Wenn ich mich persönlich beschweren würde, wäre es klagen auf hohem Niveau. Ich habe in diesem Jahr mit meinen Leistungen eine gute Grundlage gelegt. Viele Athleten hatten keine Wettkämpfe und waren noch eingeschränkter im Training. Sie hatten fast gar keine Chance, sich potenziellen Sponsoren zu präsentieren. Die finanziellen Einbrüche sind auch bei mir groß, weil viele Antrittsgelder und Prämien fehlen. Auch Sponsoren müssen ihre Zuwendungen kürzen. Es liegt nun an mir und meinem Management, wie ich meine sportliche Leistung, meine Philosophie, meine Erfahrungen, Style und Meinung ummünze. Für viele ist das ein hartes Jahr. Es wird auch Sportlerexistenzen kosten.

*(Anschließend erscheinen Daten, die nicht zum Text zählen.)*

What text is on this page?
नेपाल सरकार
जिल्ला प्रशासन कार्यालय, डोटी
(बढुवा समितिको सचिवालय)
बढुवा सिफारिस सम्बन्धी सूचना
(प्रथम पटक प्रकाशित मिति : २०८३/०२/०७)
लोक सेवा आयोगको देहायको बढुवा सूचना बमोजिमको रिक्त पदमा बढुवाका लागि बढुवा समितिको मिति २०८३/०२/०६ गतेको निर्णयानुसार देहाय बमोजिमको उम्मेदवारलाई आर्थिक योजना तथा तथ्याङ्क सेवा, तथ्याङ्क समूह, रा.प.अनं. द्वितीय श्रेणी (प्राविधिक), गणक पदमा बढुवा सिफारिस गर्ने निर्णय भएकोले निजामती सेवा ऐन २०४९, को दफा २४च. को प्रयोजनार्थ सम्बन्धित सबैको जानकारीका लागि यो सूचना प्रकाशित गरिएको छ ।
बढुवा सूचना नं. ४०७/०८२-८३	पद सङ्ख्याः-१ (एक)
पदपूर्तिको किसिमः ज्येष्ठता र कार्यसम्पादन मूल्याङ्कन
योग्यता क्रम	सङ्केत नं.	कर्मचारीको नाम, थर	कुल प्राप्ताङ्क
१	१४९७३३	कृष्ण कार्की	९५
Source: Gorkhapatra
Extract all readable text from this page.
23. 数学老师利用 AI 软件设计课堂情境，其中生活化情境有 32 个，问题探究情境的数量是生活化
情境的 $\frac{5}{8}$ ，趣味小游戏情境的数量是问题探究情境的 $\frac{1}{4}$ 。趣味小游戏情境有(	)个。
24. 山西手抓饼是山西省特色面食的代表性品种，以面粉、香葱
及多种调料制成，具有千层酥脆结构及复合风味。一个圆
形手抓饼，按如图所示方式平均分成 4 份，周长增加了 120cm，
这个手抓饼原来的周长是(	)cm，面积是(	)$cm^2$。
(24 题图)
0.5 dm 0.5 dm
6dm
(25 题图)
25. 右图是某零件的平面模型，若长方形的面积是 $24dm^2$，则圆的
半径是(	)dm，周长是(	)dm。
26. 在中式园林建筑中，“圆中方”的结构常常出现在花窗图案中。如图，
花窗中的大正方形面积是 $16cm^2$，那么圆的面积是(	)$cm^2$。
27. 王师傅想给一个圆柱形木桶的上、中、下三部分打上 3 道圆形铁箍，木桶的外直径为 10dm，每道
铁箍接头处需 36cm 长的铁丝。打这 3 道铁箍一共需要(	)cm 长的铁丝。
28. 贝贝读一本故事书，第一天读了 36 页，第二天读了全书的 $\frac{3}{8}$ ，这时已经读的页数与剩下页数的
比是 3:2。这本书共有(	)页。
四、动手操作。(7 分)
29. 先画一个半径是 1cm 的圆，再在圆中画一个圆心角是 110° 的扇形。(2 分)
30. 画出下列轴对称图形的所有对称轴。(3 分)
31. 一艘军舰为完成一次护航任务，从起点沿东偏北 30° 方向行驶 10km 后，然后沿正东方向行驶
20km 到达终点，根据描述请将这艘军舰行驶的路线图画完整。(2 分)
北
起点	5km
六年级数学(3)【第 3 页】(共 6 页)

Momentan läuft der zweite Lockdown. Nach den Lockerungen im Sommer, ist es eine Berg- und Talfahrt auch der Gefühle. Wie mulmig wird Ihnen mit Blick auf Tokio, ob die Spiele stattfinden können oder nicht? Gibt der Impfstoff, der in Sicht zu sein scheint, Hoffnung?

Johannes Vetter:

Wir Leistungssportler können ja weiter trainieren. Ich bin zudem in der glücklichen Lage, im Winter keine Wettkämpfe zu haben. In anderen Sportarten ist das anders. Ich muss nur trainieren und kann mit leichten Einschränkungen so weiter machen. Das riesengroße Fragezeichen ist, wie entwickelt es sich in den nächsten Wochen und Monaten. Darauf habe ich aber keinen Einfluss. Ich bin meines Glückes Schmied und muss darauf hoffen, dass sich die Pandemie peu á peu mit einem Impfstoff erledigt, die Lage sich verbessert und Olympia stattfindet. Ansonsten habe ich es in der eigenen Hand, im Training alles raus zu kitzeln, um 2021 auf hohem Niveau zu performen.

Wäre die Absage der Tokio-Spiele eine Katastrophe für Sie?

Johannes Vetter:

Für mich persönlich wäre es extrem bitter, weil ich mir einige Chancen bei den Sommerspielen ausrechne.

Olympische Spiele ohne Zuschauer: Eine Option?

Johannes Vetter:

Ich bin mir ziemlich sicher, dass alles getan wird, die Olympischen Spiele auszurichten. Ob mit oder weniger Zuschauer? Zum Schluss sind es Olympische Spiele. Wir hatten Deutsche Meisterschaften ohne Zuschauer. Olympische Spiele werden immer Olympische Spiele bleiben. Für viele Sportlerexistenzen wäre es sehr wichtig, wenn die Spiele stattfinden. Viele von uns Sportler, die bei Olympia sein werden – so schön es mit Zuschauern wäre – haben auch die Mentalität, das auszuschalten und können die eigene Leistung in den Vordergrund stellen.